"Dobbiamo mantenere ferma la nostra posizione sui diritti di impianto. Sulla assoluta necessità di tenere in vita un sistema che ha accompagnato l'espansione delle vendite, con una crescita regolare del vigneto e che ha contribuito a mantenere l'equilibrio tra offerta e domanda". Lo ha ribadito il presidente di Confagricoltura Mario Guidi nel suo intervento conclusivo al convegno 'Il ruolo dei diritti di impianto per il futuro del settore vitivinicolo europeo', che si è tenuto oggi 14 giugno 2012 a Roma.

Secondo Guidi il sistema dei diritti ha contribuito a preservare l'azienda viticola legata al territorio e ha permesso l'insediamento di giovani, permettendo loro di beneficiare di criteri di priorità nella ripartizione, senza contropartita finanziaria. "Eliminarlo - ha ricordato Guidi - comporterebbe conseguenze economiche e sociali gravissime per il nostro Paese: eccedenze di produzione, delocalizzazione in zone a più alta resa per ettaro, anche da parte di operatori esterni al settore agricolo, competizione basata su prezzi al ribasso. Con il rischio di un progressivo abbandono del nostro modello tradizionale di viticoltura, che valorizza il territorio, l'ambiente, la tipicità".

Il presidente Guidi ha evidenziato che il vino è il fiore all'occhiello del commercio agroalimentare italiano (4,4 miliardi di euro) e che, con un fatturato di 10,7 miliardi di euro e 1,2 milioni di addetti, riveste un ruolo strategico dal punto di vista economico e occupazionale in molte aree del Paese.
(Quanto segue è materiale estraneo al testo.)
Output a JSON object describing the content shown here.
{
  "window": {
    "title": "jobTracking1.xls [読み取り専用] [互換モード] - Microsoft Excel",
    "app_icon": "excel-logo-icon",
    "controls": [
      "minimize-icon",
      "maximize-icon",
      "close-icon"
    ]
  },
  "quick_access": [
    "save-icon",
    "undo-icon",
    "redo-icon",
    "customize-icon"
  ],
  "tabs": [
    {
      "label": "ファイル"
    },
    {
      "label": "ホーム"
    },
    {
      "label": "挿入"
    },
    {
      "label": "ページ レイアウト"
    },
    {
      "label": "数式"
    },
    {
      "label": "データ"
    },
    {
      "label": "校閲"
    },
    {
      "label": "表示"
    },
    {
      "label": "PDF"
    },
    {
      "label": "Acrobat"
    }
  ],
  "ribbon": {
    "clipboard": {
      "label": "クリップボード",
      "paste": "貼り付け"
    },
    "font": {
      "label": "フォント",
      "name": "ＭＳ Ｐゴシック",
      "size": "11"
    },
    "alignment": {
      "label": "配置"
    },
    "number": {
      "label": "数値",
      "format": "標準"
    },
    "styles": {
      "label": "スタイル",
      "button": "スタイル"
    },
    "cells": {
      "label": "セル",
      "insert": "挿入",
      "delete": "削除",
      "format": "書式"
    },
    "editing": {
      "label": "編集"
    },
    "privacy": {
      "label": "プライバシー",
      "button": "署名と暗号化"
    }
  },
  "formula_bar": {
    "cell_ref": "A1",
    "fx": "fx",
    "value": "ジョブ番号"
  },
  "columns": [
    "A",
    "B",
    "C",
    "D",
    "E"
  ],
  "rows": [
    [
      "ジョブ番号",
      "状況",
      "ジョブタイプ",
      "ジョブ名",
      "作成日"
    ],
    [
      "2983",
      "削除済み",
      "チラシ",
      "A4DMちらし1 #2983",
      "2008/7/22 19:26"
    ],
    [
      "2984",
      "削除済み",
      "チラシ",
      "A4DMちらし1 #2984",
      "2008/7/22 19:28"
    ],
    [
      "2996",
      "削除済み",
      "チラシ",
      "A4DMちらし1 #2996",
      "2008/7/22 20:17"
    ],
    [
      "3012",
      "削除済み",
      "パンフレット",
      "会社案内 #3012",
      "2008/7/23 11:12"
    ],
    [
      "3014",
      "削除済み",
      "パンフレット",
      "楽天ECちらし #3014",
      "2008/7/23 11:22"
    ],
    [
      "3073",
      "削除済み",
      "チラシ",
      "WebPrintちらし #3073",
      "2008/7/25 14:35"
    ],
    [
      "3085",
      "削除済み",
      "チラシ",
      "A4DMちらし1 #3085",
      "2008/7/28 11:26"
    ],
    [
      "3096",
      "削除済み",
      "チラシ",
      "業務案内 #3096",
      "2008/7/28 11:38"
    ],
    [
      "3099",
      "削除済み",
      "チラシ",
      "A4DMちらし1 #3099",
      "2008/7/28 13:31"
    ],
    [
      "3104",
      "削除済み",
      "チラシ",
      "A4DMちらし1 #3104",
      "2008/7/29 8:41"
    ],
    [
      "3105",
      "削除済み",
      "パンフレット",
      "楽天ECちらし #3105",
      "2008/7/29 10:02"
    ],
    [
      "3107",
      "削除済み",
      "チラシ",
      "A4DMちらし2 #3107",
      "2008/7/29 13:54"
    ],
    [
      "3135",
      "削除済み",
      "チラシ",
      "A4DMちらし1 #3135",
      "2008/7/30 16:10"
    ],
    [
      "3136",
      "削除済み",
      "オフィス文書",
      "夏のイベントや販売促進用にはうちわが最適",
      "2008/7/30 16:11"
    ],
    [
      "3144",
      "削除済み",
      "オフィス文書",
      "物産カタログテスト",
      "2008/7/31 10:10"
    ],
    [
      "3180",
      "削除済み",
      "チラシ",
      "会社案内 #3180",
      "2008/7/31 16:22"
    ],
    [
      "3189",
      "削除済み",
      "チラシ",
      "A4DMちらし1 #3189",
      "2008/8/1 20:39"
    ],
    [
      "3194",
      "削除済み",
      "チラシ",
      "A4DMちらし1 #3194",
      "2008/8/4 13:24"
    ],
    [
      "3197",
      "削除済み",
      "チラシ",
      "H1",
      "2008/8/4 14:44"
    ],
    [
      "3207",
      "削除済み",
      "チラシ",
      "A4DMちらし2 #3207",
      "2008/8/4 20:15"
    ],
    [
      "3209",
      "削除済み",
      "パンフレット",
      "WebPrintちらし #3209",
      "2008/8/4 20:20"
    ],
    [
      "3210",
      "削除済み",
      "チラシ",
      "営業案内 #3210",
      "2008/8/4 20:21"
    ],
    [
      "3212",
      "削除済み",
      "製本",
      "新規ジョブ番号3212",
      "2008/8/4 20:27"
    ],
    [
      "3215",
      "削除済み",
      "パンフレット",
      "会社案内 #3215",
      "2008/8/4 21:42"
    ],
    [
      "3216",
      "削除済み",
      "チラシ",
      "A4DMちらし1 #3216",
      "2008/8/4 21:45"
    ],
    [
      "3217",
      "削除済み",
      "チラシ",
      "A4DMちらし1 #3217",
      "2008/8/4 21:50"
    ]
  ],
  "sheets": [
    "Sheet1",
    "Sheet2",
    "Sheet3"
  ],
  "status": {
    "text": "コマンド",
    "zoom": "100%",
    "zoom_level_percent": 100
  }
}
Le imprese vitivinicole, tra l'altro, sono fra le meno dipendenti dai pagamenti della Pac e i viticoltori riescono a remunerare la loro attività principalmente con i ricavi del mercato.

"Per questo – ha continuato Guidi - occorre mantenere un regime europeo che disciplini gli impianti per tutti i tipi di vino, Dop e Igp e per quelli senza indicazione geografica. Perché le criticità della liberalizzazione sono ancora più marcate per i vini senza indicazione, in particolare quelli varietali, ai quali non è possibile applicare strumenti aggiuntivi di regolamentazione".

Secondo Confagricoltura la gestione del potenziale deve rimanere a livello centrale e non può essere demandata alle organizzazioni dei produttori o alle organizzazioni interprofessionali. E' fondamentale avere strumenti omogenei di gestione.

"Potremmo ragionare sull'opportunità di rendere questo sistema un po' più elastico – ha concluso il presidente Guidi – per superare le criticità riconosciute dagli operatori, ma non cederemo mai sul suo mantenimento".